Geçtiğimiz hafta 2021 yılının Kainat güzeli tacıyla buluştu. Yarışma sonuçlanmadan önce Instagram hesabımdan favori iki ismimi ve diğer isimleri duyurmuştum. Nitekim tacı kazanan da asıl favorim yazılım mühendisi ve 26 yaşındaki Miss Mexico Andrea Meza oldu. Yarışmada ilk dikkatimi çeken katılımcıların yaş aralığının 21-29 arasında olmasıydı. İkinci dikkatimi çeken ise eğitimleri, meslekleri ve sosyal projeleri oldu. Katılan genç kadınlar belli bir yetişkinliğe ulaşmış, hayatını eline almış, sayısız başarılar elde etmiş ve bir yenisini daha elde etmek için katılmış kişiler.
Bizdeki yarışmalarda ise 15- 16 yaşındaki çocuklar ailelerinin rızaları olduğu için böyle yarışmalara katılıyor ve bu yaşta tüm amaçları bir jüri tarafından dış görünüşlerinin beğenilmesini beklemek oluyor. Umarım ülkemizde bu algı değişir ve yarışmaların amacı yenilenmiş olur. Algıların değişmesi demişken Miss Universe yarışmasına katılan kadınların hiçbiri o ideal sıfır beden kadın kalıbında değildi.

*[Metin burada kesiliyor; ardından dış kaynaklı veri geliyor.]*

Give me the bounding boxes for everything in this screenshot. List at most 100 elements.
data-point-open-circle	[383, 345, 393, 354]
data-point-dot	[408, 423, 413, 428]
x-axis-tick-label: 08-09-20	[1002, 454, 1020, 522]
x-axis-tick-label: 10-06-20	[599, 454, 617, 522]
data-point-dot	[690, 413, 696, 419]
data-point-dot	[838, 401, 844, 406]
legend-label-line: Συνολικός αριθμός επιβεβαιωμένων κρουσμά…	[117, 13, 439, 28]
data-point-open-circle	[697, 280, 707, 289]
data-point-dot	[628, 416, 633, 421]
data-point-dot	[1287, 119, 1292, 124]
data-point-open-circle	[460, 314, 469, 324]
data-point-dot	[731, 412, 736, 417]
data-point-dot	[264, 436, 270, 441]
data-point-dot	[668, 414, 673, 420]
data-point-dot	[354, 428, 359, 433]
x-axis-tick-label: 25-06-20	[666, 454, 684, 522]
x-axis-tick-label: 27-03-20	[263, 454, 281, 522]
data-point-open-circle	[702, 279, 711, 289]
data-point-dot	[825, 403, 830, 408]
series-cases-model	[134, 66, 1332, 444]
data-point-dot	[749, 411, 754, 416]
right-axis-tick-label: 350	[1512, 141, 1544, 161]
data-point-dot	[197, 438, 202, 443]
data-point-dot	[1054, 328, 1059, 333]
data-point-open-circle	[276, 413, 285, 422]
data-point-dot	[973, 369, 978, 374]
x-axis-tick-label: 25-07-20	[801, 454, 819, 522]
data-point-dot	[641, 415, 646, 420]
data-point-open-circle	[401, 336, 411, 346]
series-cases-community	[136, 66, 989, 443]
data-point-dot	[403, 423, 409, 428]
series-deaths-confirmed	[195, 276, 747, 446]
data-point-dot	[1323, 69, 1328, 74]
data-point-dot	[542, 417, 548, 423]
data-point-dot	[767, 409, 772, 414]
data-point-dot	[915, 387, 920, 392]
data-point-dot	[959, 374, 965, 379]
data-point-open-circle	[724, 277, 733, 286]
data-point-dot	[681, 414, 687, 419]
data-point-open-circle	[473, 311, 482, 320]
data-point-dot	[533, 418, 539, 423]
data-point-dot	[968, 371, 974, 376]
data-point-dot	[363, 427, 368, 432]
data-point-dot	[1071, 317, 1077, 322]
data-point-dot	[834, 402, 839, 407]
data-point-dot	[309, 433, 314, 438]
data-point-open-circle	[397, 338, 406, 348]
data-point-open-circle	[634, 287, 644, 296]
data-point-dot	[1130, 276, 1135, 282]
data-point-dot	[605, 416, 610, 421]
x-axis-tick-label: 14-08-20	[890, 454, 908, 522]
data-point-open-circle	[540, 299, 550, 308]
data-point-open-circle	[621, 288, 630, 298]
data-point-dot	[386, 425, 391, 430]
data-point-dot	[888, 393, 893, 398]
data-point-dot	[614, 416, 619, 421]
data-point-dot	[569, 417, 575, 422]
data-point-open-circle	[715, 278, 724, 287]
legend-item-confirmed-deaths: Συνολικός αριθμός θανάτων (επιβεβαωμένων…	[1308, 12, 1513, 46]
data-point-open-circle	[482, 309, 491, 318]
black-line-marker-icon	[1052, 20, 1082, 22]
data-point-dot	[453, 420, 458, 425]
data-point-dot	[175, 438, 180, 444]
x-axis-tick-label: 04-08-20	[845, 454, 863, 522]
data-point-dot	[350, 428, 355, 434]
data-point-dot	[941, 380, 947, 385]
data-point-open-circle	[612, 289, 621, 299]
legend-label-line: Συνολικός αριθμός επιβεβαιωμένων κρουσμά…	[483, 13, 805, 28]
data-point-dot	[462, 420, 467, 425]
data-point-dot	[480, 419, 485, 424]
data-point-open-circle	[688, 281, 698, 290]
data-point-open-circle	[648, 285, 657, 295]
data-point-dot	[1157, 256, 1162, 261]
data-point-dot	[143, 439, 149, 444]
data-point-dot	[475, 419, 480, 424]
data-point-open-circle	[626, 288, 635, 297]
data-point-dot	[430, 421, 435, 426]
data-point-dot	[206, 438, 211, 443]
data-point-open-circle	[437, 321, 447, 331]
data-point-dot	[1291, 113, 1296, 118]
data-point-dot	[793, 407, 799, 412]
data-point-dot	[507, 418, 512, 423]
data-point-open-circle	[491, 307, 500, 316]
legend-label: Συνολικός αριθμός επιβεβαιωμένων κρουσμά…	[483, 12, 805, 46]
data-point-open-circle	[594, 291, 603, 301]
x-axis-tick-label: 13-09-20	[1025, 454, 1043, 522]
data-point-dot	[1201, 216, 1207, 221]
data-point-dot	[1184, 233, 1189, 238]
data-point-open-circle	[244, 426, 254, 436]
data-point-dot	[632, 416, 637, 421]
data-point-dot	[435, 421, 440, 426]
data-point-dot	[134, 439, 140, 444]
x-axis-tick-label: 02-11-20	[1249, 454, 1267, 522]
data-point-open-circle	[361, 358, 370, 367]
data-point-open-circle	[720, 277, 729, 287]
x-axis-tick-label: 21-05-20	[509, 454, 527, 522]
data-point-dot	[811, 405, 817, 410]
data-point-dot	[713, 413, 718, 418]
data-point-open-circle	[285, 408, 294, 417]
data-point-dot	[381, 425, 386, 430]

Hepsi sağlığı yerinde ve fit görünen kadınlardı. Önemli olanın da bu olduğunu düşünüyorum. Sıfır beden algısının dünya çapında da rafa kalkıyor olması gerçekten önemli olay.
MODA DÜNYASININ YENİ PAZARLAMA STRATEJİSİ
Günümüzde cinsiyetsizlik/unisex kavramı bir çığ gibi yaygınlaşıyor. Bu kavram kontrollü ve zeki projelerde kullanıldığında takdir ediyorum. Ancak pazarlama amacı güdenlerin eline düştüğünde de tam bir hayal kırıklığına dönüşüyor. Geçtiğimiz günlerde ünlü rap sanatçısı Lil Yatchy cinsiyetsiz bir oje serisi çıkaracağını duyurdu.
Bu koleksiyonu çıkarmasındaki amacı milattan önce 3000'li yıllarda aslında erkeklerin de oje sürüyor olması. Açıkçası bu proje buram buram pazarlama stratejisi kokuyor. Zira oje denilen şey neticede bir boya ve şişelerin üzerinde kadınlar için gibi bir ibare bulunmuyor. Günümüzde de cinsiyetsizliği savunan isimler, piyasada hazırda bulunan ojeleri kullanıyor. Bir diğer cinsiyetsiz koleksiyon haberi de Queera Wang'den geldi. Marka, cinsiyetsiz gelinlik koleksiyonu piyasaya süreceğini duyurdu. Markanın ismini duyurmaya hizmet eden bir strateji olduğu o kadar belli ki. Adı üzerinde gelinlik. Gelinliği de gelinler giyer. Her şeye cinsiyetsizlik yüklenmeye çalışılması maalesef işin hem özelliğini hem de anlamını baltalıyor.
İKONİK PARFÜMÜN İHTİŞAMLI 100. YIL KUTLAMASI
Gabrielle Chanel 1921'de şanslı numarasından ilham aldığı N°5 adını verdiği parfümü piyasaya sürmüştü. Chanel High Jewellery, parfümün yüzüncü yılını kutlamak için N°5 koleksiyonunu hazırladı ve bu koleksiyonu tasarımı ikonik N°5 şişesinin özelliklerini yansıtan bir kolye ile taçlandırdı. Kolye, D renk 55.55 karatlık bir pırlantayı çevreleyen 700'den fazla pırlantadan oluşuyor.
Bu parçaya Chanel imzasını veren özellik ise pırlantanın 55.55 karatlık ağırlığı. N°5 High Jewelery koleksiyonun tasarımı esnasında direktör Patrice Leguereau "Ben kokuyu tercüme etmeyi değil, N°5 hikayesini High Jewelry'e taşımak istiyorum" sözlerini dile getiriyor.